The attack started with a car bomb at a gate to the heavily fortified parliament compound, followed by a suicide bombing and then a gun battle that continued for hours. Al Shabaab is an al Qaeda-linked group that killed 67 people at a Kenyan shopping mall last year.
“Ten government forces died and 14 others were injured in the attack today. Four lawmakers were also injured. Seven of the fighters who attacked the house were also killed as you see their bodies,” Kasim Ahmed Roble, a police spokesman, told reporters at the scene.
A spokesman for al Shabaab, Sheikh Abdiasis Abu Musab, said the group’s fighters had killed 30 people. “We killed 30 from the AU (African Union) and from the various forces of the so-called Somali government,” he said.
The al Shabaab estimate of the death toll was not independently verifiable.
Reuters witnesses saw four bodies at the scene and a soldier fall from a rooftop after being shot. Reuters television pictures showed a large pool of blood near a blast site, and a man with his shirt drenched in blood running away from the scene.
The fighting continued for hours after the initial explosion, with gunfire and smaller blasts being heard around the parliament.
“We are behind the suicide bombing, explosions and the fighting inside the so-called Somali parliament house, and still heavy fighting is going on inside,” said the al Shabaab spokesman.

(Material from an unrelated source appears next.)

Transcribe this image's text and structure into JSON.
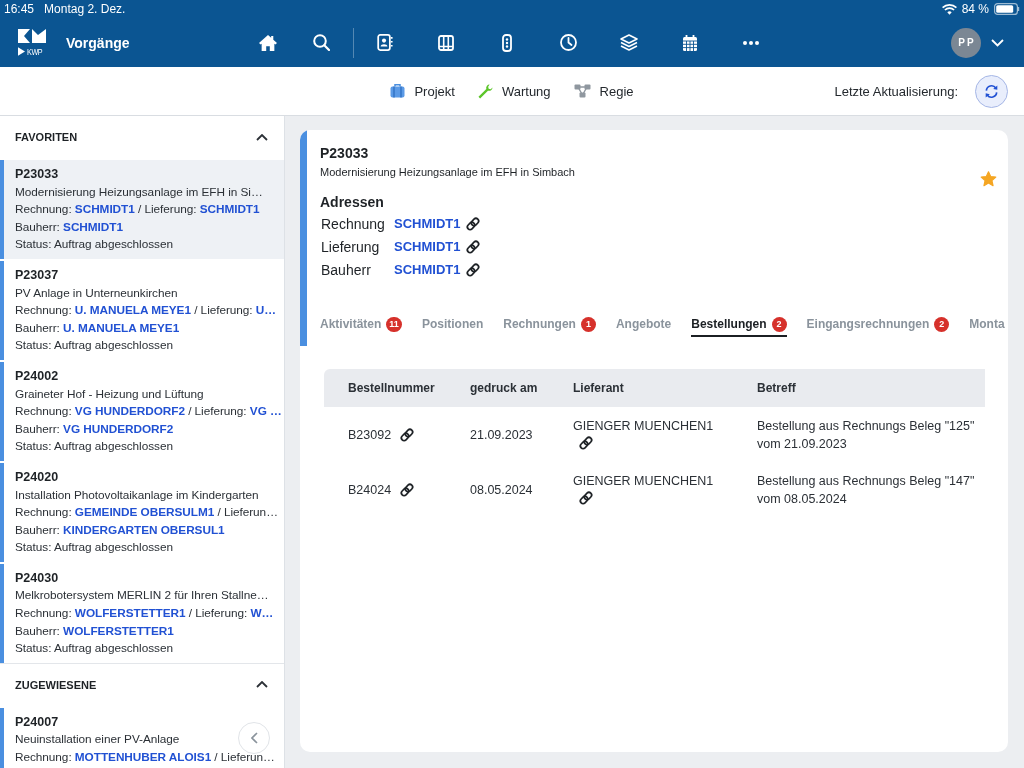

The African Union Mission in Somalia said in a statement that all the lawmakers who were in parliament before the attack were safely evacuated.
The attack on parliament, a building about 300 meters (328 yards) from the president’s palace that is guarded by African Union peacekeepers and Somali forces, showed that the al Qaeda-linked group remained capable of hitting the centre of Mogadishu despite being pushed out of the capital two years ago.
“The terrorists have once again shown that they are against all Somalis, by killing our innocent brothers and sisters. These cowardly, despicable actions are not a demonstration of the true Islamic faith,” said Prime Minister Abdiweli Sheikh Ahmed.
The U.S. State Department strongly condemned the attack, offering condolences “to those affected by this heinous act of terrorism.”
“We continue to stand firmly with the Federal Government of Somalia and the many international partners working to support its efforts to root out the threat posed by al-Shabaab,” State Department deputy spokeswoman Marie Harf said in a statement. “Cowardly acts such as these will not shake our resolve.”
Nicholas Kay, the U.N. secretary-general’s special representative for Somalia, said: “The Federal Parliament represents the people of Somalia and their hopes and aspirations for a peaceful and stable future. Today’s attack is an attack against the people of Somalia for which there can be no justification.”